Even for the most fearless diners, sweet breads can be an intimidating prospect. With bits like thymus glands and heart, they're foreign territory for most American palates. But when they're made into a French cassoulette and complemented with black truffles, you can hardly tell the difference between veal sweet breads and veal. With beans and a rich, meaty broth we could see this being a great comfort dish -- the only potential problem being the recognizable animals parts floating inside. To us the mild, unctuous pieces of heart and liver added to the dishes simple, rustic feel.
The last course meant a Hudson Valley foie gras profiterole, or cream puff, with blackberry jam. After such a rich dinner, we could have gone for a dessert that fell on the lighter, sweeter side of the spectrum but it was nonetheless impressive that chef Porter worked the offal theme from beginning all the way through the end of the dinner.

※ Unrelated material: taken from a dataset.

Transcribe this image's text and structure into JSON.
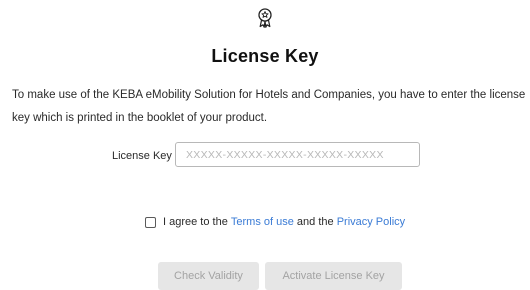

Though the menu might seem way beyond the horizons of a typical diner, the fourth iteration of chef Porter's Halloween Offal Menu continued to show his skill with organ meats of all types. It would be easy for a chef to disguise things like liver, ears, tongue and feet in order to appeal to the masses, making it even more impressive that Petite Maison strives to show that offal can be used to produce elegant, delicious and (relatively) approachable food. We'd gladly come back for more next year.